More lightning flashed, like a cheap theatrical effect. “You’re going fishing in this?” Remo asked him.
“Oh, sure. I’m going to stand up to my knees in water in the middle of an electrical storm, holding a carbon-fiber extension rod up in the air. You think I got some kind of death wish? I’m going to tie a few poxybacks and wait for it to roll over.”
“Well, I think I’ll treat myself to another beer and watch you. How about you, Charlie?”
“Absolutely. You can’t beat treating yourself to a beer and watching somebody tie a few poxybacks. World-class entertainment.”
Cayley came struggling out of the tiny bathroom. “I hate nature. I mean, it majorly sucks. I don’t know why I came.”
“You came to keep an eye on me,” Remo reminded her. “You imagined that me and the guys were going to spend the entire weekend with half a dozen naked hotties, having an orgy.”
“Actually, we were,” said Charlie. “But when we found out that you were coming along, we had to call Naked Hotties ‘R’ Us and cancel.”
Cayle
y was one of those girls who had a permanently surprised expression on her face, as if her reaction to everything that happened in her life was like, What? She had spiked up her blonde pixie-cut hair, thickened her eyelashes with mascara, and slicked her lips with sparkly pink gloss, as well as misting herself liberally with J. Lo perfume. She was wearing a white sleeveless bolero and very short safari shorts, and wedge-shaped sandals that made her totter when she walked. She peered out at the rain-swept scenery as if it were a personal insult.
“You did bring a poncho?” asked Mickey, although he could guess what the answer was. Mickey was the thin, pale, serious one, and he blinked a lot. He wore heavy-rimmed eyeglasses on his large, bean-shaped nose, and he always looked as if he cut his own hair while watching himself in the bathroom mirror.
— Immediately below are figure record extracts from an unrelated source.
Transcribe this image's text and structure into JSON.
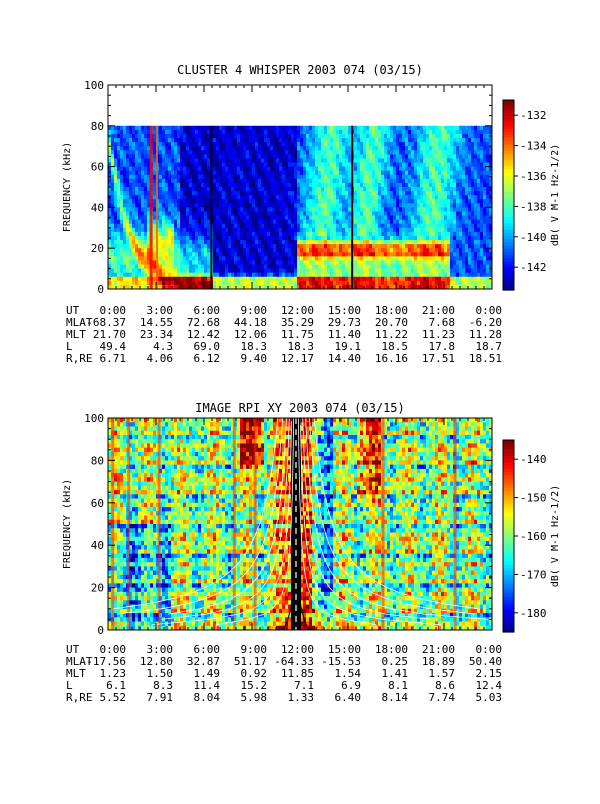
{
  "charts": [
    {
      "title": "CLUSTER 4 WHISPER 2003 074 (03/15)",
      "ylabel": "FREQUENCY (kHz)",
      "ylim": [
        0,
        100
      ],
      "yticks": [
        "0",
        "20",
        "40",
        "60",
        "80",
        "100"
      ],
      "data_top_khz": 80,
      "colorbar": {
        "label": "dB( V M⁻¹ Hz⁻¹ᐟ²)",
        "label_plain": "dB( V M-1 Hz-1/2)",
        "ticks": [
          "-132",
          "-134",
          "-136",
          "-138",
          "-140",
          "-142"
        ],
        "range": [
          -143.5,
          -131
        ]
      },
      "ephemeris": {
        "labels": [
          "UT",
          "MLAT",
          "MLT",
          "L",
          "R,RE"
        ],
        "ut": [
          "0:00",
          "3:00",
          "6:00",
          "9:00",
          "12:00",
          "15:00",
          "18:00",
          "21:00",
          "0:00"
        ],
        "mlat": [
          "-68.37",
          "14.55",
          "72.68",
          "44.18",
          "35.29",
          "29.73",
          "20.70",
          "7.68",
          "-6.20"
        ],
        "mlt": [
          "21.70",
          "23.34",
          "12.42",
          "12.06",
          "11.75",
          "11.40",
          "11.22",
          "11.23",
          "11.28"
        ],
        "l": [
          "49.4",
          "4.3",
          "69.0",
          "18.3",
          "18.3",
          "19.1",
          "18.5",
          "17.8",
          "18.7"
        ],
        "rre": [
          "6.71",
          "4.06",
          "6.12",
          "9.40",
          "12.17",
          "14.40",
          "16.16",
          "17.51",
          "18.51"
        ]
      }
    },
    {
      "title": "IMAGE RPI XY 2003 074 (03/15)",
      "ylabel": "FREQUENCY (kHz)",
      "ylim": [
        0,
        100
      ],
      "yticks": [
        "0",
        "20",
        "40",
        "60",
        "80",
        "100"
      ],
      "data_top_khz": 100,
      "colorbar": {
        "label": "dB( V M⁻¹ Hz⁻¹ᐟ²)",
        "label_plain": "dB( V M-1 Hz-1/2)",
        "ticks": [
          "-140",
          "-150",
          "-160",
          "-170",
          "-180"
        ],
        "range": [
          -185,
          -135
        ]
      },
      "ephemeris": {
        "labels": [
          "UT",
          "MLAT",
          "MLT",
          "L",
          "R,RE"
        ],
        "ut": [
          "0:00",
          "3:00",
          "6:00",
          "9:00",
          "12:00",
          "15:00",
          "18:00",
          "21:00",
          "0:00"
        ],
        "mlat": [
          "-17.56",
          "12.80",
          "32.87",
          "51.17",
          "-64.33",
          "-15.53",
          "0.25",
          "18.89",
          "50.40"
        ],
        "mlt": [
          "1.23",
          "1.50",
          "1.49",
          "0.92",
          "11.85",
          "1.54",
          "1.41",
          "1.57",
          "2.15"
        ],
        "l": [
          "6.1",
          "8.3",
          "11.4",
          "15.2",
          "7.1",
          "6.9",
          "8.1",
          "8.6",
          "12.4"
        ],
        "rre": [
          "5.52",
          "7.91",
          "8.04",
          "5.98",
          "1.33",
          "6.40",
          "8.14",
          "7.74",
          "5.03"
        ]
      }
    }
  ],
  "chart_data": [
    {
      "type": "heatmap",
      "title": "CLUSTER 4 WHISPER 2003 074 (03/15)",
      "ylabel": "FREQUENCY (kHz)",
      "ylim": [
        0,
        100
      ],
      "x_ticks": [
        "0:00",
        "3:00",
        "6:00",
        "9:00",
        "12:00",
        "15:00",
        "18:00",
        "21:00",
        "0:00"
      ],
      "colorbar_range_db": [
        -143.5,
        -131
      ]
    },
    {
      "type": "heatmap",
      "title": "IMAGE RPI XY 2003 074 (03/15)",
      "ylabel": "FREQUENCY (kHz)",
      "ylim": [
        0,
        100
      ],
      "x_ticks": [
        "0:00",
        "3:00",
        "6:00",
        "9:00",
        "12:00",
        "15:00",
        "18:00",
        "21:00",
        "0:00"
      ],
      "colorbar_range_db": [
        -185,
        -135
      ]
    }
  ]
}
Mickey had always wanted to be a zoologist, but his father’s pet store had gone bankrupt in 2001, and he had never been able to raise enough money to go to college.
Charlie was chubby, with a wild mess of chestnut brown curls and cheeks that flamed crimson whenever he drank too much beer. Charlie was always joking and playing the fool, but he had lost both of his parents in a horrific car crash on I-580 when he was six years old. His grandparents had brought him up in a house that was airless with inconsolable grief, and so he had a whole childhood of silence to make up for. Charlie suffered from chronic asthma, and he always wore swirly psychedelic shirts, size XXL, but his friends tolerated his constant wheezing and his lurid wardrobe because he was always the first to pitch in whenever they got themselves into a fight, which was frequently.
Remo was half Italian, with blue eyes and black stubble and very hairy wrists. He came from a noisy family of five brothers and two sisters and countless aunts and uncles, and every time they met for birthdays or family reunions it was like the Battle of Anzio. Remo liked to think that he was a younger and more handsome version of Nicolas Cage, and that he could have made a career in movies. Just like Mickey and Charlie, however, he had ended up as a telemarketer for Tiger Electronics in Palo Alto, marketing software and laptops and replacement ink cartridges.